Podcasting 101

Do you listen to podcasts? Ever thought of starting your own? Welcome to this week’s Weekly Slice, brought to you by The Good Lemon (we hope you read that in Ira Glass’s soothing voice). 

Podcasting is a great tactic to try for connecting with your audience, sharing content in an easy-to-find format that your listeners opt into receiving, and gaining confidence in your public speaking and interview skills.

The main thing to know is that podcasts are WORK. Podcasting goes way beyond taking 30 minutes out of your day to record your unique thoughts on your iPhone. To do it right, it involves careful strategizing, planning, executing, producing, editing and promoting. But don’t give up yet. This week we’ll talk about some essential podcast facts to know before you take that first step, and next week we’ll dive into the nitty-gritty of production so you’re totally prepared to be the next podcast star. 

Let’s start with basics. Podcasts have come a long way since the first, “Radio Open Source,” premiered in 2003. Over the last decade, podcasting has evolved from a niche medium occupied by tech-savvy comedians to a true sounding board for the masses. It’s similar to how blogging evolved, waaay back when; now there’s a podcast for every niche you can think of, from political analysis to reality TV analysis to where exactly Richard Simmons is right now. In 2008, only 9% of Americans had listened to a podcast in the past month. Now, 21% of Americans listen to podcasts on a monthly basis. And the market is only growing as both investment and podcast distribution grow, too.
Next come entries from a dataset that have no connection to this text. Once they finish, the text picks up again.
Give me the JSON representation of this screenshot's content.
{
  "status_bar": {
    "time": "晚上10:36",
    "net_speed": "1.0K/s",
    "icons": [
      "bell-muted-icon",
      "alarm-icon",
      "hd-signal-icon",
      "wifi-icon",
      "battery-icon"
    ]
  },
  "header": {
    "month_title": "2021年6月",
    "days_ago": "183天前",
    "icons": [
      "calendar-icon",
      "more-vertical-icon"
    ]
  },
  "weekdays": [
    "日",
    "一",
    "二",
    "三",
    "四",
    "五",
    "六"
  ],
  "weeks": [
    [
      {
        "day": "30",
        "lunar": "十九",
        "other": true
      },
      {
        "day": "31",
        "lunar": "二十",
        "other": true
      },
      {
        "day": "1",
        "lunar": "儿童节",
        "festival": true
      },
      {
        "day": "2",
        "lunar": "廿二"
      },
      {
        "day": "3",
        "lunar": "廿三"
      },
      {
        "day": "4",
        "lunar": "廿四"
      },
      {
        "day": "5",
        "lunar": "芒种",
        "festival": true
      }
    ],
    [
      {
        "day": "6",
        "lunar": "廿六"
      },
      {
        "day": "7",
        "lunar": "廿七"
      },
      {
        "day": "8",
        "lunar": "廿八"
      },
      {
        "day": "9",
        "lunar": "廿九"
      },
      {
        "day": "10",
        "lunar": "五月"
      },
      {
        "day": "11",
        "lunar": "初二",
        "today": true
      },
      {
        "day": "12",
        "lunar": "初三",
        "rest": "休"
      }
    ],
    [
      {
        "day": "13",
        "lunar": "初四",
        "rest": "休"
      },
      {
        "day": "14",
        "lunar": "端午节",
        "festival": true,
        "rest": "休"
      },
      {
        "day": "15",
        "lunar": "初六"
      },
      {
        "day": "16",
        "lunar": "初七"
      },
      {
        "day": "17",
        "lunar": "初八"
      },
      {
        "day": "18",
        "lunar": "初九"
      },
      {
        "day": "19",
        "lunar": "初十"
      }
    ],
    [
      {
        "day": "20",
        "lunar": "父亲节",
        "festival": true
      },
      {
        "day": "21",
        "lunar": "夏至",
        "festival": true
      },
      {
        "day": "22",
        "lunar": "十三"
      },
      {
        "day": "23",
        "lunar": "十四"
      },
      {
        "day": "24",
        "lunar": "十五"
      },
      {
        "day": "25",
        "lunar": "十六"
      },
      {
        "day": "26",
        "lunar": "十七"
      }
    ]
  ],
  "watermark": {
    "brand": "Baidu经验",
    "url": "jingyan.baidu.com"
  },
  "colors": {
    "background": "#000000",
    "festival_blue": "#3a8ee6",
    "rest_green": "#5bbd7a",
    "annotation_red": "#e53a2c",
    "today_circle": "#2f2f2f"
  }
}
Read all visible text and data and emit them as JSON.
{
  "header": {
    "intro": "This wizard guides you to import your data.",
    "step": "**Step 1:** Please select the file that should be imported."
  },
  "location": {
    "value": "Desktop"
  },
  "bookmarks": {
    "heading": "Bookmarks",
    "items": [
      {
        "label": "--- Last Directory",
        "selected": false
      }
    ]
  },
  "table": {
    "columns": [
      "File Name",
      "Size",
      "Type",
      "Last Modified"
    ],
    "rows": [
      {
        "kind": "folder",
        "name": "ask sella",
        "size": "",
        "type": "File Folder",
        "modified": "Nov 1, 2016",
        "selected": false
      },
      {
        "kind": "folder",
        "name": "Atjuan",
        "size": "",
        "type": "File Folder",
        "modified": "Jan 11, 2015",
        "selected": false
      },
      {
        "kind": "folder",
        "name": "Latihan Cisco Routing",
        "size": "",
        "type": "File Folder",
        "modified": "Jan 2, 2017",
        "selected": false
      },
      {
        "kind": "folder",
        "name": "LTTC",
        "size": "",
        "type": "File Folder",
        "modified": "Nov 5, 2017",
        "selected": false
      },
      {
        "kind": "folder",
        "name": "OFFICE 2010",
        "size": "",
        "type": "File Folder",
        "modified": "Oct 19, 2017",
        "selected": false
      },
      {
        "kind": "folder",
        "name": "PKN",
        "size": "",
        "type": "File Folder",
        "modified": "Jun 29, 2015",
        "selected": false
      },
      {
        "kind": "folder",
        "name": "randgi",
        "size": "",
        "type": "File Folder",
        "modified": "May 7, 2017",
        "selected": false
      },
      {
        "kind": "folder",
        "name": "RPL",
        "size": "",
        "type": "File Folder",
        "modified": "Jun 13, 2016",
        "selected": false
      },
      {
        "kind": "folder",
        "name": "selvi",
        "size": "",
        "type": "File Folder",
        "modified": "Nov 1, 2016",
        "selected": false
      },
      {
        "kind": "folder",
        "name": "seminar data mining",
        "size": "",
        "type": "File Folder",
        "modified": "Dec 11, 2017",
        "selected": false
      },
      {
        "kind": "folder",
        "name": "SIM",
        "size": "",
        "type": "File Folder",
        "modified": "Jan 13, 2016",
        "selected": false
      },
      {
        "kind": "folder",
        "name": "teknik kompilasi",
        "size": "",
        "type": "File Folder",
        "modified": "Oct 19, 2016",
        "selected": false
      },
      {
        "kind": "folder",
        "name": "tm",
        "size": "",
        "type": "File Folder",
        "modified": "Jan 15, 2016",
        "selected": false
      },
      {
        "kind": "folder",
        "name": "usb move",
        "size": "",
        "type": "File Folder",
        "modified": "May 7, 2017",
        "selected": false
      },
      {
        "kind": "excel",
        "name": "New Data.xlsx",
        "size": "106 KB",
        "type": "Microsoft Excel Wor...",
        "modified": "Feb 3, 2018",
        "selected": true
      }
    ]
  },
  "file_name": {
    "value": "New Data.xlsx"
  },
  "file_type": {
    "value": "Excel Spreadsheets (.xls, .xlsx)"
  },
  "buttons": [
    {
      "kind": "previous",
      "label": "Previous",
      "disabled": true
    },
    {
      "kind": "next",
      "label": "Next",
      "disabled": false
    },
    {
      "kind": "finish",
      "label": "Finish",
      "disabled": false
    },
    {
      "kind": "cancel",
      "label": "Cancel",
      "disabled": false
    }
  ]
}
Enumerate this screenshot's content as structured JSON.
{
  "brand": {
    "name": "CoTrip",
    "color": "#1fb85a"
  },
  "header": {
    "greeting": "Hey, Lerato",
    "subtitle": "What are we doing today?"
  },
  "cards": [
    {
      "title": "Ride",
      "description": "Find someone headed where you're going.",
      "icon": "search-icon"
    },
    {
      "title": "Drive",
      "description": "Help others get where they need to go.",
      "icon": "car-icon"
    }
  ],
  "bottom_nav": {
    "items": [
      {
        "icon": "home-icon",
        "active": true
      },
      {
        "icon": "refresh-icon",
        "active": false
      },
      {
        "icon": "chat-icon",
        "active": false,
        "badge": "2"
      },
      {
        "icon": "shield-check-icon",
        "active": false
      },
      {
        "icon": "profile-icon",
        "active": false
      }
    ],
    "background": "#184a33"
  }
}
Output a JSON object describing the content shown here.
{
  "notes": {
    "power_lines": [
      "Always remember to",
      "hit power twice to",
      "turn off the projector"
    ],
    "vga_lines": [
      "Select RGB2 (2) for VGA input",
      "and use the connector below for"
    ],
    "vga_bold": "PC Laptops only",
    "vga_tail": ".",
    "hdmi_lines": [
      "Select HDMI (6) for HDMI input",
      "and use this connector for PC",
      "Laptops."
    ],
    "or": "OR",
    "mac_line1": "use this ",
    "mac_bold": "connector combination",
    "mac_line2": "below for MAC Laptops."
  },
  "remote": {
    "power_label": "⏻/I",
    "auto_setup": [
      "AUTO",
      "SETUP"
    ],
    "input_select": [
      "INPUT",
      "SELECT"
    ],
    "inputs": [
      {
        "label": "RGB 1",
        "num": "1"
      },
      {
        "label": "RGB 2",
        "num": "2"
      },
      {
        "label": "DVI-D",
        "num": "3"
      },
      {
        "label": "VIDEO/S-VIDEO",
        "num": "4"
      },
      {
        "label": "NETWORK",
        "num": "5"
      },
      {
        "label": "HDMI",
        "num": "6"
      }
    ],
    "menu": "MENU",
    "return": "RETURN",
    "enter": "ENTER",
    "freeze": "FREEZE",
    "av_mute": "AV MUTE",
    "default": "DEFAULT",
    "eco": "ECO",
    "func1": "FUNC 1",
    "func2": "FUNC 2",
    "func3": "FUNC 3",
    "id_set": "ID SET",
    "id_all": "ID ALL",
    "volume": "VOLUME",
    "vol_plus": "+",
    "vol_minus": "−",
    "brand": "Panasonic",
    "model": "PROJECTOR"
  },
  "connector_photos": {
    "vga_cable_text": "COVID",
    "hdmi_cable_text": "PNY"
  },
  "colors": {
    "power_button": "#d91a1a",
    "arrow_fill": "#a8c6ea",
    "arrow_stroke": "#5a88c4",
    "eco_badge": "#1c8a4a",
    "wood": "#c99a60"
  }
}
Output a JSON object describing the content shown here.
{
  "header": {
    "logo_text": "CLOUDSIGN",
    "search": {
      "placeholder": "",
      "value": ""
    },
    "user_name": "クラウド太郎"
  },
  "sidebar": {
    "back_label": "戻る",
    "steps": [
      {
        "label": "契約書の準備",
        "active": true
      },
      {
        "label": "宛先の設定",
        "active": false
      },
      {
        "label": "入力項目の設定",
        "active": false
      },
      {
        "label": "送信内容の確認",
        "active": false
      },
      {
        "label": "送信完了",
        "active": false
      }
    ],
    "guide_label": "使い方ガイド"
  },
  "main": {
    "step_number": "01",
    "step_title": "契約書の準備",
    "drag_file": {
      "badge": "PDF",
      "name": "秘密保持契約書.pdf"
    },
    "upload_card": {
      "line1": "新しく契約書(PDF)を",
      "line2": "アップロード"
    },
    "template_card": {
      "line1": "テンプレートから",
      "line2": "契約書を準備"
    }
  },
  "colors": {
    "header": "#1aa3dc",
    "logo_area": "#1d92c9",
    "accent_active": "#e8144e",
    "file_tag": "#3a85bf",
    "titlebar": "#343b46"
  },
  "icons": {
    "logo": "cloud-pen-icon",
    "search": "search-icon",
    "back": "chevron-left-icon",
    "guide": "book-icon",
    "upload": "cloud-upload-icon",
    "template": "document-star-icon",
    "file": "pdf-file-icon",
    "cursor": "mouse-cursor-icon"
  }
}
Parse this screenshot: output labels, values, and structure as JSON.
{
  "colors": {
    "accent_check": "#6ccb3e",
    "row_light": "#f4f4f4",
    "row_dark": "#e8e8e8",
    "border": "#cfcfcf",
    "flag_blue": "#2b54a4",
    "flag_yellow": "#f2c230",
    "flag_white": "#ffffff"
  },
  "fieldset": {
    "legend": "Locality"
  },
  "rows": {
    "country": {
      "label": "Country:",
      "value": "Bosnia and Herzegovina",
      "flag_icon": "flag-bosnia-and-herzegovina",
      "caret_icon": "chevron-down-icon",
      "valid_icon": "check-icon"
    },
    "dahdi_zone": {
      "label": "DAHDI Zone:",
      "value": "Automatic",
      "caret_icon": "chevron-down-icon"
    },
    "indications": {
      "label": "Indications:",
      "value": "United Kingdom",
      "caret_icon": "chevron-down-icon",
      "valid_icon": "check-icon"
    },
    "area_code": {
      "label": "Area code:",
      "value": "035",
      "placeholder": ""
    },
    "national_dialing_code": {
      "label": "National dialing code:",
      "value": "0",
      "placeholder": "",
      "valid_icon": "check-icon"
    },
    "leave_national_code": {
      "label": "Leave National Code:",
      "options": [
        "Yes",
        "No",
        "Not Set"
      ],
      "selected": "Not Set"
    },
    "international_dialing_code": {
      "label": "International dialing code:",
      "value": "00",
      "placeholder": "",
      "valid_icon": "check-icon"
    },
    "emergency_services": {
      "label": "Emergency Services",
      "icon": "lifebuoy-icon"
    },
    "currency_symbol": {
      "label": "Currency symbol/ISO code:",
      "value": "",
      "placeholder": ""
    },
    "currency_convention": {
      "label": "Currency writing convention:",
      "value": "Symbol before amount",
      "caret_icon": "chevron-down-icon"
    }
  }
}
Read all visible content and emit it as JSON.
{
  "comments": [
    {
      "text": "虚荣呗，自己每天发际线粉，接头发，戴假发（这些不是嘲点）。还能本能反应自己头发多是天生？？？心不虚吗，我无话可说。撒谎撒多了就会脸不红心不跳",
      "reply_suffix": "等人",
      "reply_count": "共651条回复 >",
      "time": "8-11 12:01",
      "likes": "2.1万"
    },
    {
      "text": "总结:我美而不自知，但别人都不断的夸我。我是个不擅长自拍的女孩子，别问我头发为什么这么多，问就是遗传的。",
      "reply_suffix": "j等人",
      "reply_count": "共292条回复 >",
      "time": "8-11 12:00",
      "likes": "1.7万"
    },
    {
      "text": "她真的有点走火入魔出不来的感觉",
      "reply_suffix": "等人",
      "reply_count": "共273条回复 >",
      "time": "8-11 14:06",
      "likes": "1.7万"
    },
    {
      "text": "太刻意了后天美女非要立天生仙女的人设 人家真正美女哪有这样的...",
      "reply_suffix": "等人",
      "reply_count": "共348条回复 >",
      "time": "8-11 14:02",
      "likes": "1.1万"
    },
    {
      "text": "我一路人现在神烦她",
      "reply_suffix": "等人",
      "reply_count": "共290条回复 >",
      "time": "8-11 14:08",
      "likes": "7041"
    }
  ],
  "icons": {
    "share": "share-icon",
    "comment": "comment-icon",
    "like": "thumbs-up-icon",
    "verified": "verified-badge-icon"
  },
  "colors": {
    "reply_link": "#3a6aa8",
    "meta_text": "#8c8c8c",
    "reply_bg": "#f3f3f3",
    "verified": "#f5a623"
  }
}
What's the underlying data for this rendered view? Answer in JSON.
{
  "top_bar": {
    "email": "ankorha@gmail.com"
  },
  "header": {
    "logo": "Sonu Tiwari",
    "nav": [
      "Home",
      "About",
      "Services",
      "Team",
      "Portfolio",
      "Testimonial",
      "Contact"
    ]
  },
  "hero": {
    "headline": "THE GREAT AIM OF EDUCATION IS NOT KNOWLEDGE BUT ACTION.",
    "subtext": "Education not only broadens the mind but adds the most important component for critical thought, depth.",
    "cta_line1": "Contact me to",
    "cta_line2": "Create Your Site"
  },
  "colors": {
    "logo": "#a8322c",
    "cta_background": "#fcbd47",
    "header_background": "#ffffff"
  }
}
TL;DR: If you’re going to try this out, now is a great time!

Here are some questions to ask yourself to see if you're ready to take on the podcasting challenge:

  • Is your target market already listening to someone else? Consider the podcasting demographic to be a slightly younger, more tech-savvy audience. If you’re trying to reach baby boomers, you might want to consider other options. Just 11% of Americans 55+ listen to podcasts monthly. 
  • What’s your story? Quality podcasting should educate, inspire or entertain. For example, we recently helped launch We’re Cookin’, a podcast for home cooks. The founder of Just Simply...Cuisine, Chris Coppola Leibner, decided to start her foodcast to “teach people how to source, cook, and eat real food close to home,” especially if those people can’t make it to her classes. But it’s not just cooking lessons; she interviews DC food vendors, tells the story of her school and teaching career, and talks to real students about their cooking disasters and triumphs. So think about your chosen topic -- are you inspiring people to do something they’ve never tried before? Are you educating them about an issue? Are you entertaining them with interesting stories and funny anecdotes? Kudos if you can do all three!
  • How special are you? If you know what you’d like to start talking about, do some research and find out who else is talking about it. It’s not that there only has to be one podcast per niche, but you should consider what you can add to the conversation that’s unique. Take the time to listen to those other shows and note what you like, don’t like, and what’s missing. Talk out your ideas with friends and colleagues, and get thorough feedback.
  • Do you have the time? Podcasting takes time -- a lot of time. Aside from buying the right microphone, there are a lot of steps between sitting down in a quiet room and getting that “You’re approved!” email from the iTunes store. Take your time planning and making sure you really want to do this, and that you’ll really follow through. This is a commitment!
  • Do you have an audience already? Promotion is its own burden, so it helps if you already have an audience primed and ready for more content from you. Whether it’s your customers, students, constituents, email subscribers or some other large network of contacts that you’ve curated, make sure you’ve got a squad who will support you with reviews, ratings, and subscriptions when you’re ready to launch.

Next week, we’ll explain the production process, from planning out a show to getting those five-star ratings. In the meantime, check out some of our favorite podcasts as a bonus (or for inspiration!) below:

  • The Moth: This podcast contains all true storytelling told live. It contains every type of story from inspirational to downright hilarious, and one of our team members Michelle is obsessed. 
  • My Favorite Murder: Recently one of our team members Erin told us about this true crime podcast, combining murder stories with a touch of humor. Think CSI without the over the top drama.
  • How Did This Get Made?: It’s like book club but better. Comedians and actors (and the audience) watch terrible movies and analyze them in gritty detail, and even interview the people who made them. Movies reviewed are gems like Hackers, Grease 2 (yes, there was a sequel), and, TGL founder Katie’s recent favorite, Surf Ninjas.